The Rights, Responisbilities, and Repercussions of Free Speech


For those who may have been living underground during the last week, you might have missed the firestorm that started over the racist comments caught on tape by an NBA owner, followed up by him being banned from NBA games for life as well as the attempt to force him out of league team ownership.

The story contains a special mix of several lowest common denominator topics combined with the high profile of the person in question and the celebrities involved or chiming in ensures this story will be swirling around for an extended time as all the different versions/spins of the details come to light.

One key observation I see during this controversy is how many people mistakenly believe that because the hateful comments that were disclosed were not meant to be public, there should be no consequences for what was said. It goes as far as making the NBA owner appear to be a “victim” of a violation of his 1st Amendment rights of free speech as well as his right to privacy.

It’s clear that there is a serious misunderstanding of what it means to have freedom on speech, as well as the responsibilities that go with it.

The 1st Amendment gives one the power to speak freely without fear of being arrested or persecuted by the government- it does NOT give one carte blanche to say whatever they want with no consequences of those words uttered.

Newton’s 3rd law of motion states that for every action, there is a reaction, and the same applies to speech. We already know that the freedom of speech has responsibilities such as not falsely yelling “Fire!” in a crowded theater or other bad behavior along those lines.

What many people seem to miss are the personal consequences that may arise from what was said. Just because the government will not arrest you for voicing your opinions, others that hear you have the right to voice their own opinions of what you say as well as the freedom to take action against you as long as it is legal.

For example, you have the “right” to tell your boss at work that you think they are the scum of the earth and don’t qualify as being a human. You won’t get arrested for that. However, your boss also has the “right” to terminate your employment and show you the exit door. You would think this would be obvious common sense, but reading so many comments from others says otherwise. The boss isn’t denying your free speech, but rather exercising their own “freedom” to act in response to your words.

The next problem area deals with rights of privacy.  If you’ve said something that was recorded without your knowledge or consent, can it be used against you? In a court of law, likely not, but in the court of “public opinion”, absolutely. This is the key reason why folks should be highly diligent when exercising their freedom of speech, because in the real world, your words can have real consequences, good and bad.

The reality of life is anything you say that is made public whether intentionally or not, can be used against you regardless of how the information was obtained. When it comes to computers and communication I’ve been told never to write anything down that you couldn’t take being put on the front page of a newspaper or in front of your parents. This warning actually applies to all forms of communication.
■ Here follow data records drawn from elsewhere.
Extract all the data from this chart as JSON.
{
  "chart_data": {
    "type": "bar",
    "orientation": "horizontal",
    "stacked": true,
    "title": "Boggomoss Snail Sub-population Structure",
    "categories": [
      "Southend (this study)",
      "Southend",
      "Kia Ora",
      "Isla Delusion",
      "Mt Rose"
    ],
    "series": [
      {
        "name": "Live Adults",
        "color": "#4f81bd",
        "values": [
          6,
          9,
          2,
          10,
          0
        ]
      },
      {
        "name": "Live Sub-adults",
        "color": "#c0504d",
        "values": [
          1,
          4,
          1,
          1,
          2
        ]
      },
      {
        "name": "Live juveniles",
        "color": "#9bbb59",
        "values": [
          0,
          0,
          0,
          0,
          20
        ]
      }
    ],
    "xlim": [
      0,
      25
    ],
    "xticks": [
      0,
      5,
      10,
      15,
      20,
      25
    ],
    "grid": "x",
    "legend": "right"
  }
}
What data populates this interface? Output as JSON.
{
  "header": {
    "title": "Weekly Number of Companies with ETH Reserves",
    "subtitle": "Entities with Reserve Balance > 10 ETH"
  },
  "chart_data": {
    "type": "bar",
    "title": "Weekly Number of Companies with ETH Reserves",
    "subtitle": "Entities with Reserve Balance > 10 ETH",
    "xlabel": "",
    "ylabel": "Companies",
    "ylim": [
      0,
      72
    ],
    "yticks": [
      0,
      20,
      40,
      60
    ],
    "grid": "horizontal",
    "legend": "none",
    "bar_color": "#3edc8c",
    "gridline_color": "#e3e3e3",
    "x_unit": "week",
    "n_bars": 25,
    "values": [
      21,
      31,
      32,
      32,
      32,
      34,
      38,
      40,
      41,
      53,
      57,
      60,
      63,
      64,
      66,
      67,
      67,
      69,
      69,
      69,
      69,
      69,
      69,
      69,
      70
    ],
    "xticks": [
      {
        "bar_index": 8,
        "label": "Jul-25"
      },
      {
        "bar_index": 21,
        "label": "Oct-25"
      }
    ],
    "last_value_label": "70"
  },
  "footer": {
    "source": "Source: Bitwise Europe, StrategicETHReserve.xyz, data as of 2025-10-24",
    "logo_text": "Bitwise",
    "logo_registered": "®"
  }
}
When talking to people on “private matters”, you need to choose your confidantes with great care. The NBA owner in question said something in private and had his trust betrayed when what he said made it to the public. The person who broke that trust was in the wrong for doing that, but it doesn’t change the fact that the info is out there and will be subject to whatever the consequences are.

It amazes me that I see so many people expressing the opinion that because the NBA owner’s privacy was breached, he should not be liable for what those intended “private” comments were. This is not how the world works. The court of public opinion is not subject to the same restrictions or limitations as the court of law.

Here are some direct examples to make it clear-

1) A person is married, but having an affair. This person reveals all the sordid details to a “friend” who secretly records the conversation, which makes it to the spouse being cheated on. Yes, the friend was wrong in betraying a trust, but that doesn’t mean the “cheater” gets to go to the cheated on spouse and say “I never intended for you to hear those words, therefore let’s forget it ever happened.”

2) A high profile employee of “Coke” is secretly taped trashing Coke as garbage and promoting Pepsi. If that tape becomes public, the Coke employee will most likely lose their job.

It doesn’t matter about the “legality” or “ethics” under which the cat is let out of the bag – once it’s out, it’s out.

What you are seeing in the NBA is capitalism at work. The revelation about this NBA owner makes him toxic to the NBA brand which can have serious repercussions to their profit and growth going forward. Most businesses avoid association with highly controversial topics like the plague because they want EVERYONE’s money and don’t want anyone feeling excluded. As a result, they are quick to distance themselves from all sources that can negatively impact the bottom line.

The billionaire NBA owner now banned should understand this more than anyone else.








7 thoughts on “The Rights, Responisbilities, and Repercussions of Free Speech

  1. Free speech no matter how vile, is protected speech under the Constitution, but does not absolve one from consequences in the private sector. If more people understood that, the better off we’d all be.


  2. Wow, very well versed! And I completely agree with your view on this. We have the freedom of speech, but you’re right, there are consequences for the things we say.